I understand that letters don’t necessarily reflect the editor’s opinion, but when people see this junk online it’s easy to confuse with real reporting. According to the Global Advisory Committee on Vaccine Safety, “Allegations of harm from vaccination based on weak evidence can lead to real harm when, as a result, safe and effective vaccines cease to be used.” The Baltimore Sun in publishing this has contributed to this harm and has shown their standards for publication are dangerously low. If one girl or boy doesn’t get the HPV vaccine because their parent read this piece and later suffers from a HPV-related disease the Baltimore Sun will be at fault.
Fact, the HPV vaccine is safe. Fact, the HPV vaccine is effective.
The editor who let this go by should hang his or her head in shame.
*Update – September 15, 8 a.m. The Baltimore Sun contacted me to point out this is a letter not an Op Ed with the often used “we allow our readers a lot of latitude in letters.” I have corrected the piece to reflect that update.

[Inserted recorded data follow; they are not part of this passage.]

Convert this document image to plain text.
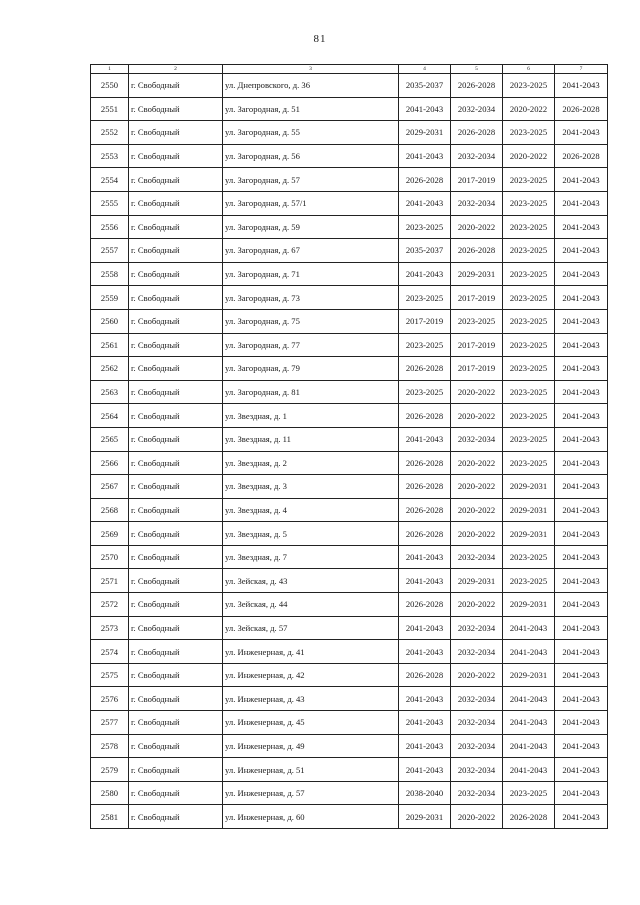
81
1	2	3	4	5	6	7
2550	г. Свободный	ул. Днепровского, д. 36	2035-2037	2026-2028	2023-2025	2041-2043
2551	г. Свободный	ул. Загородная, д. 51	2041-2043	2032-2034	2020-2022	2026-2028
2552	г. Свободный	ул. Загородная, д. 55	2029-2031	2026-2028	2023-2025	2041-2043
2553	г. Свободный	ул. Загородная, д. 56	2041-2043	2032-2034	2020-2022	2026-2028
2554	г. Свободный	ул. Загородная, д. 57	2026-2028	2017-2019	2023-2025	2041-2043
2555	г. Свободный	ул. Загородная, д. 57/1	2041-2043	2032-2034	2023-2025	2041-2043
2556	г. Свободный	ул. Загородная, д. 59	2023-2025	2020-2022	2023-2025	2041-2043
2557	г. Свободный	ул. Загородная, д. 67	2035-2037	2026-2028	2023-2025	2041-2043
2558	г. Свободный	ул. Загородная, д. 71	2041-2043	2029-2031	2023-2025	2041-2043
2559	г. Свободный	ул. Загородная, д. 73	2023-2025	2017-2019	2023-2025	2041-2043
2560	г. Свободный	ул. Загородная, д. 75	2017-2019	2023-2025	2023-2025	2041-2043
2561	г. Свободный	ул. Загородная, д. 77	2023-2025	2017-2019	2023-2025	2041-2043
2562	г. Свободный	ул. Загородная, д. 79	2026-2028	2017-2019	2023-2025	2041-2043
2563	г. Свободный	ул. Загородная, д. 81	2023-2025	2020-2022	2023-2025	2041-2043
2564	г. Свободный	ул. Звездная, д. 1	2026-2028	2020-2022	2023-2025	2041-2043
2565	г. Свободный	ул. Звездная, д. 11	2041-2043	2032-2034	2023-2025	2041-2043
2566	г. Свободный	ул. Звездная, д. 2	2026-2028	2020-2022	2023-2025	2041-2043
2567	г. Свободный	ул. Звездная, д. 3	2026-2028	2020-2022	2029-2031	2041-2043
2568	г. Свободный	ул. Звездная, д. 4	2026-2028	2020-2022	2029-2031	2041-2043
2569	г. Свободный	ул. Звездная, д. 5	2026-2028	2020-2022	2029-2031	2041-2043
2570	г. Свободный	ул. Звездная, д. 7	2041-2043	2032-2034	2023-2025	2041-2043
2571	г. Свободный	ул. Зейская, д. 43	2041-2043	2029-2031	2023-2025	2041-2043
2572	г. Свободный	ул. Зейская, д. 44	2026-2028	2020-2022	2029-2031	2041-2043
2573	г. Свободный	ул. Зейская, д. 57	2041-2043	2032-2034	2041-2043	2041-2043
2574	г. Свободный	ул. Инженерная, д. 41	2041-2043	2032-2034	2041-2043	2041-2043
2575	г. Свободный	ул. Инженерная, д. 42	2026-2028	2020-2022	2029-2031	2041-2043
2576	г. Свободный	ул. Инженерная, д. 43	2041-2043	2032-2034	2041-2043	2041-2043
2577	г. Свободный	ул. Инженерная, д. 45	2041-2043	2032-2034	2041-2043	2041-2043
2578	г. Свободный	ул. Инженерная, д. 49	2041-2043	2032-2034	2041-2043	2041-2043
2579	г. Свободный	ул. Инженерная, д. 51	2041-2043	2032-2034	2041-2043	2041-2043
2580	г. Свободный	ул. Инженерная, д. 57	2038-2040	2032-2034	2023-2025	2041-2043
2581	г. Свободный	ул. Инженерная, д. 60	2029-2031	2020-2022	2026-2028	2041-2043
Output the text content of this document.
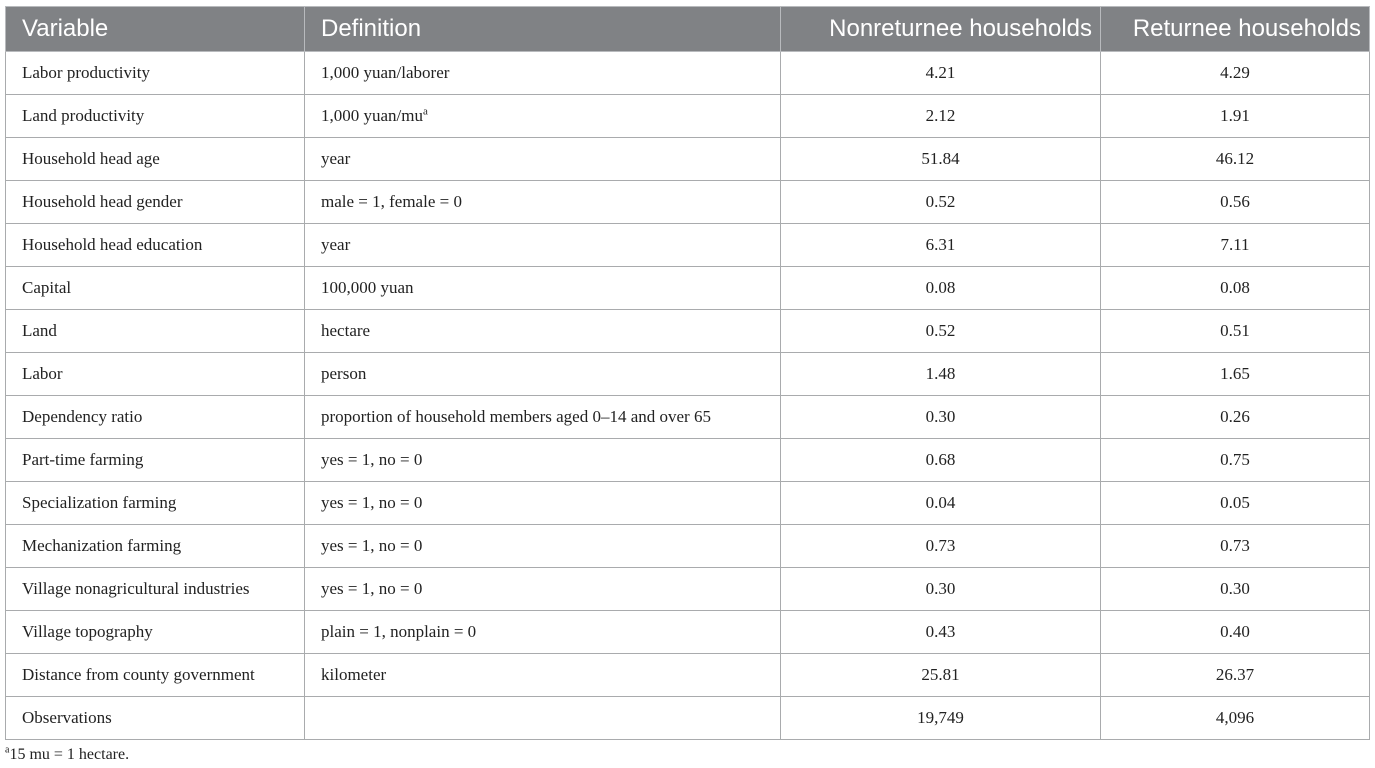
Variable	Definition	Nonreturnee households	Returnee households
Labor productivity	1,000 yuan/laborer	4.21	4.29
Land productivity	1,000 yuan/mu$^a$	2.12	1.91
Household head age	year	51.84	46.12
Household head gender	male = 1, female = 0	0.52	0.56
Household head education	year	6.31	7.11
Capital	100,000 yuan	0.08	0.08
Land	hectare	0.52	0.51
Labor	person	1.48	1.65
Dependency ratio	proportion of household members aged 0–14 and over 65	0.30	0.26
Part-time farming	yes = 1, no = 0	0.68	0.75
Specialization farming	yes = 1, no = 0	0.04	0.05
Mechanization farming	yes = 1, no = 0	0.73	0.73
Village nonagricultural industries	yes = 1, no = 0	0.30	0.30
Village topography	plain = 1, nonplain = 0	0.43	0.40
Distance from county government	kilometer	25.81	26.37
Observations		19,749	4,096
$^a$15 mu = 1 hectare.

I missed the “readers respond” at the top, and I bet I’m not the only one. It’s an awfully long letter that reads like an Op Ed so my points still stand. This is a major newspaper and this letter was sent to my by an anti vax person who wondered why the Baltimore Sun would publish it if it were not true.? Finally, would the Baltimore Sun publish a letter that claims point by point that the earth is flat and does not orbit around the sun? Unlikely.
When choosing letters, especially long ones, the idea that anything goes leads to false balance especially in our online world. Newspapers have enormous ability to sway the conversation and in my opinion publishing garbage, even in letter form, is harmful.
This now appears in online searches and adds to the air of credibility.